McGahey was first diagnosed with PTSD in the late 1970s after treatment in Philadelphia Naval Hospital. He explains, “I have a lot of flashbacks. I get paranoid in public, and petting Patch helps keep me calm. When Im ripping the bed apart at night he licks me.”
Convincing others that Patch is a service animal has been an uphill battle. The former medical corpsman has been denied access to some public places with Patch. “Its not like Im trying to take an alligator with me. I just want people to know service animals can be other than dogs.”

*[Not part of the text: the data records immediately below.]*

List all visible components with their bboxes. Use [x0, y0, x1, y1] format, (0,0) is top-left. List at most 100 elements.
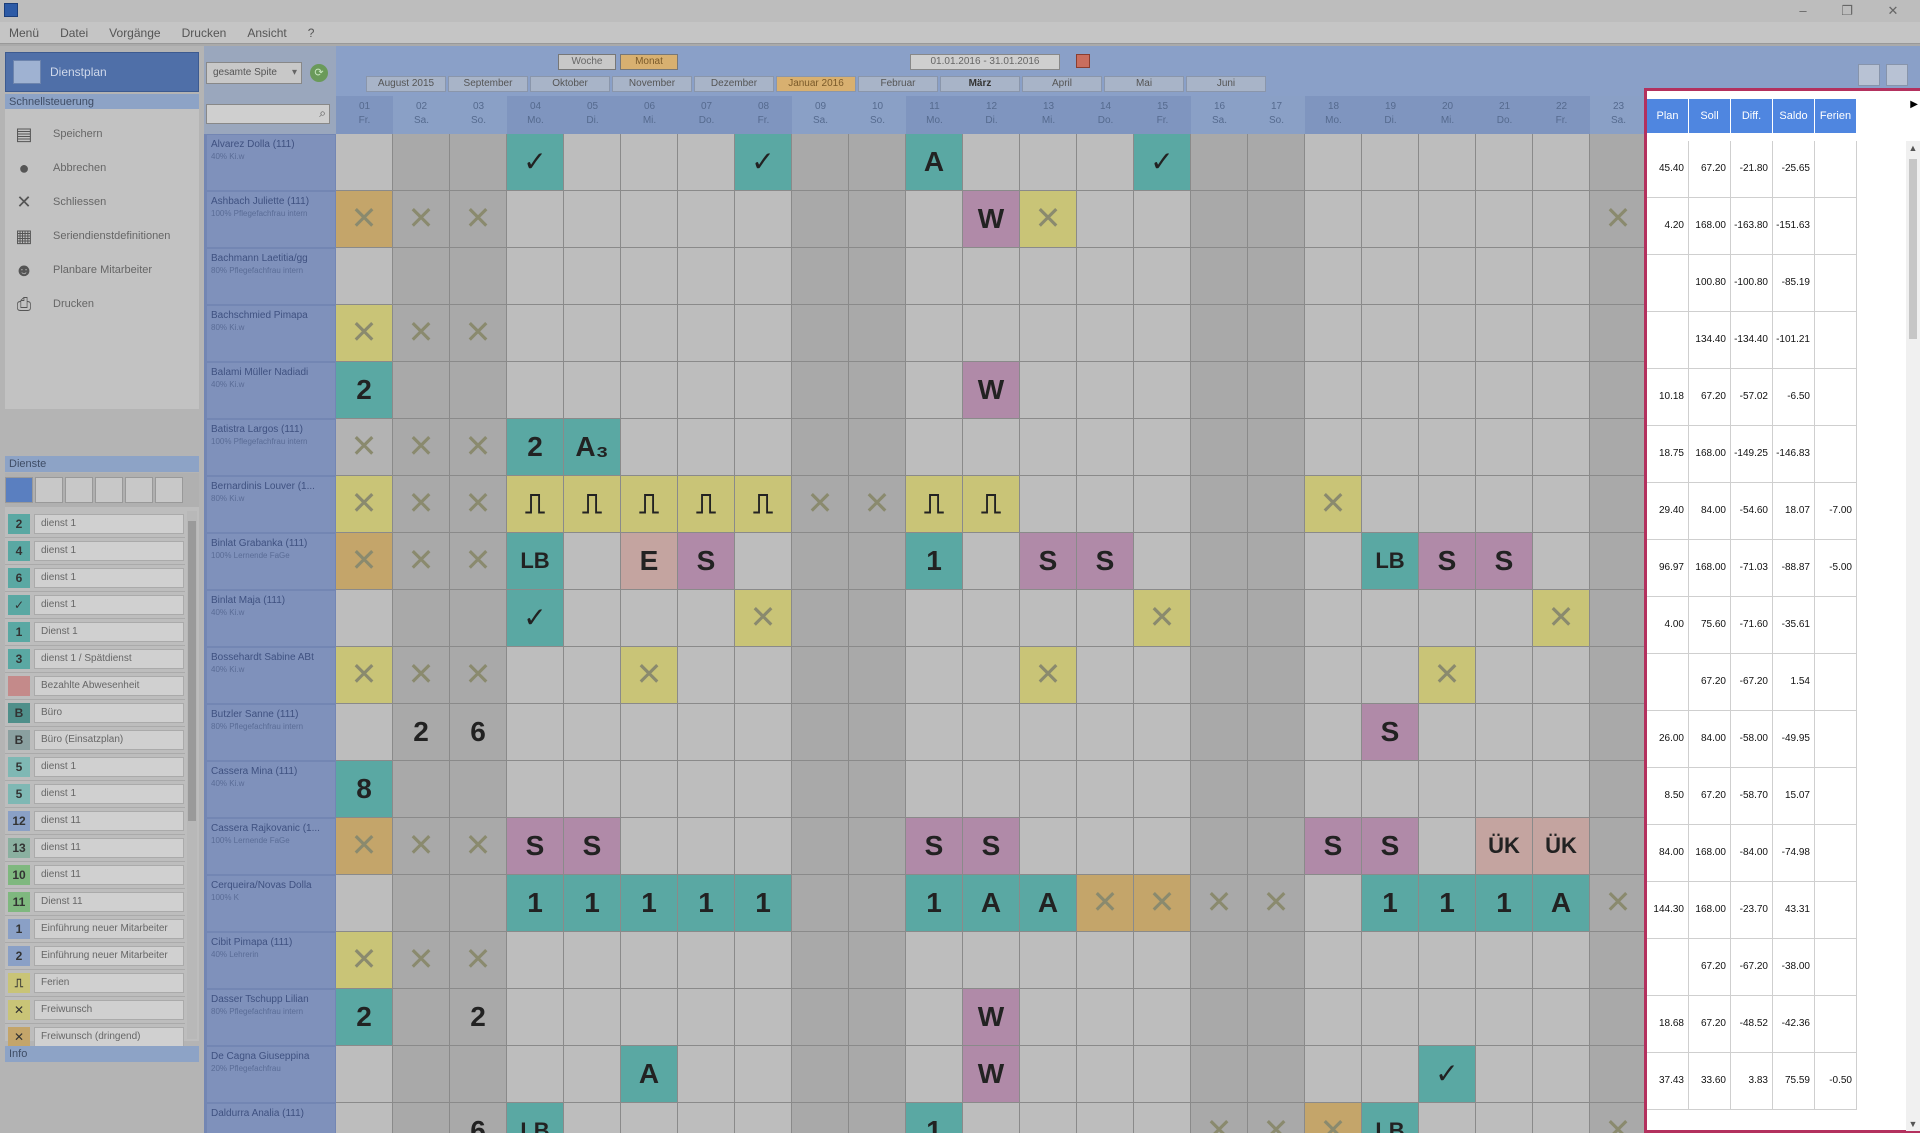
- schedule-cell[interactable]: [849, 875, 906, 932]
- schedule-cell[interactable]: 2: [450, 989, 507, 1046]
- schedule-cell[interactable]: [678, 1046, 735, 1103]
- schedule-cell[interactable]: [678, 932, 735, 989]
- schedule-cell[interactable]: [393, 590, 450, 647]
- schedule-cell[interactable]: 1: [906, 875, 963, 932]
- schedule-cell[interactable]: [1362, 248, 1419, 305]
- schedule-cell[interactable]: [792, 932, 849, 989]
- schedule-cell[interactable]: [507, 248, 564, 305]
- dienst-item[interactable]: ✓ dienst 1: [5, 592, 185, 619]
- employee-row-label[interactable]: Bernardinis Louver (1... 80% Ki.w: [207, 477, 335, 532]
- dienst-item[interactable]: Bezahlte Abwesenheit: [5, 673, 185, 700]
- month-tab[interactable]: August 2015: [366, 76, 446, 92]
- schedule-cell[interactable]: [1191, 704, 1248, 761]
- schedule-cell[interactable]: [1590, 989, 1646, 1046]
- day-column-header[interactable]: 20 Mi.: [1419, 96, 1476, 134]
- schedule-cell[interactable]: [735, 191, 792, 248]
- month-tab[interactable]: Dezember: [694, 76, 774, 92]
- schedule-cell[interactable]: ✕: [735, 590, 792, 647]
- schedule-cell[interactable]: S: [1419, 533, 1476, 590]
- schedule-cell[interactable]: [1191, 533, 1248, 590]
- schedule-cell[interactable]: [1248, 362, 1305, 419]
- schedule-cell[interactable]: [1362, 932, 1419, 989]
- schedule-cell[interactable]: ✕: [450, 932, 507, 989]
- employee-row-label[interactable]: Cerqueira/Novas Dolla 100% K: [207, 876, 335, 931]
- schedule-cell[interactable]: [1419, 248, 1476, 305]
- schedule-cell[interactable]: [678, 818, 735, 875]
- schedule-cell[interactable]: [1134, 932, 1191, 989]
- schedule-cell[interactable]: [564, 932, 621, 989]
- schedule-cell[interactable]: [621, 704, 678, 761]
- dienst-item[interactable]: 5 dienst 1: [5, 754, 185, 781]
- schedule-cell[interactable]: [1305, 647, 1362, 704]
- schedule-cell[interactable]: [1248, 248, 1305, 305]
- schedule-cell[interactable]: 1: [621, 875, 678, 932]
- schedule-cell[interactable]: ✕: [1134, 590, 1191, 647]
- schedule-cell[interactable]: [678, 134, 735, 191]
- schedule-cell[interactable]: [621, 590, 678, 647]
- schedule-cell[interactable]: LB: [1362, 533, 1419, 590]
- dienst-item[interactable]: B Büro (Einsatzplan): [5, 727, 185, 754]
- schedule-cell[interactable]: [849, 305, 906, 362]
- schedule-cell[interactable]: [792, 134, 849, 191]
- schedule-cell[interactable]: ✕: [1590, 191, 1646, 248]
- schedule-cell[interactable]: [1362, 191, 1419, 248]
- restore-button[interactable]: ❐: [1830, 1, 1864, 21]
- schedule-cell[interactable]: [1020, 1046, 1077, 1103]
- schedule-cell[interactable]: ✓: [1419, 1046, 1476, 1103]
- schedule-cell[interactable]: [564, 191, 621, 248]
- schedule-cell[interactable]: [336, 1046, 393, 1103]
- schedule-cell[interactable]: [1134, 647, 1191, 704]
- summary-header-saldo[interactable]: Saldo: [1773, 99, 1815, 133]
- employee-row-label[interactable]: Cassera Rajkovanic (1... 100% Lernende Fa…: [207, 819, 335, 874]
- schedule-cell[interactable]: [1020, 305, 1077, 362]
- schedule-cell[interactable]: ✕: [1248, 1103, 1305, 1133]
- schedule-cell[interactable]: [906, 362, 963, 419]
- schedule-cell[interactable]: [1476, 932, 1533, 989]
- schedule-cell[interactable]: ⎍: [735, 476, 792, 533]
- action-planbare mitarbeiter[interactable]: ☻ Planbare Mitarbeiter: [13, 255, 199, 285]
- schedule-cell[interactable]: [507, 191, 564, 248]
- schedule-cell[interactable]: S: [906, 818, 963, 875]
- schedule-cell[interactable]: [906, 191, 963, 248]
- schedule-cell[interactable]: [1248, 533, 1305, 590]
- schedule-cell[interactable]: [564, 590, 621, 647]
- schedule-cell[interactable]: 1: [906, 1103, 963, 1133]
- schedule-cell[interactable]: 2: [336, 362, 393, 419]
- schedule-cell[interactable]: [1305, 134, 1362, 191]
- schedule-cell[interactable]: [1077, 362, 1134, 419]
- schedule-cell[interactable]: [1020, 932, 1077, 989]
- schedule-cell[interactable]: E: [621, 533, 678, 590]
- schedule-cell[interactable]: [1305, 1046, 1362, 1103]
- schedule-cell[interactable]: [1020, 419, 1077, 476]
- schedule-cell[interactable]: ✕: [1191, 1103, 1248, 1133]
- day-column-header[interactable]: 16 Sa.: [1191, 96, 1248, 134]
- schedule-cell[interactable]: [336, 704, 393, 761]
- schedule-cell[interactable]: [1419, 932, 1476, 989]
- schedule-cell[interactable]: [1590, 533, 1646, 590]
- schedule-cell[interactable]: [564, 1046, 621, 1103]
- schedule-cell[interactable]: ✕: [393, 818, 450, 875]
- schedule-cell[interactable]: [621, 191, 678, 248]
- date-range-field[interactable]: 01.01.2016 - 31.01.2016: [910, 54, 1060, 70]
- schedule-cell[interactable]: [621, 419, 678, 476]
- schedule-cell[interactable]: [564, 362, 621, 419]
- schedule-cell[interactable]: [1248, 419, 1305, 476]
- menu-help[interactable]: ?: [299, 22, 324, 44]
- schedule-cell[interactable]: [1476, 1103, 1533, 1133]
- day-column-header[interactable]: 05 Di.: [564, 96, 621, 134]
- menu-ansicht[interactable]: Ansicht: [238, 22, 295, 44]
- schedule-cell[interactable]: [1419, 704, 1476, 761]
- schedule-cell[interactable]: [906, 761, 963, 818]
- view-monat-button[interactable]: Monat: [620, 54, 678, 70]
- schedule-cell[interactable]: [1305, 191, 1362, 248]
- schedule-cell[interactable]: [792, 191, 849, 248]
- schedule-cell[interactable]: [849, 134, 906, 191]
- schedule-cell[interactable]: ✕: [1590, 1103, 1646, 1133]
- schedule-cell[interactable]: [393, 989, 450, 1046]
- schedule-cell[interactable]: ✕: [1134, 875, 1191, 932]
- nav-title-dienstplan[interactable]: Dienstplan: [5, 52, 199, 92]
- day-column-header[interactable]: 01 Fr.: [336, 96, 393, 134]
- schedule-cell[interactable]: [963, 704, 1020, 761]
- schedule-cell[interactable]: [1191, 761, 1248, 818]
- schedule-cell[interactable]: [336, 248, 393, 305]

McGahey first dispelled the myth that only dogs can work as service animals at an H-E-B store. Executive staff contacted store managers where he shops to arrange for him to carry Patch in a pouch the cat has been trained to stay inside. It hasn’t been so easy for him to gain access for Patch elsewhere, however. Patch and McGahey are regular riders on city buses, but only after he asked permission and danced through a sea of red tape. The pair encountered resistance the first time they visited the Veterans Administration medical clinic. McGahey was required to show a copy of the ADA definition of service animals and his doctors prescription, which were photocopied for his file, before he was permitted to keep Patch with him. McGahey said he has not been permitted to take Patch into local restaurants, and he understands that it’s often because of owners’ misunderstanding of federal regulations.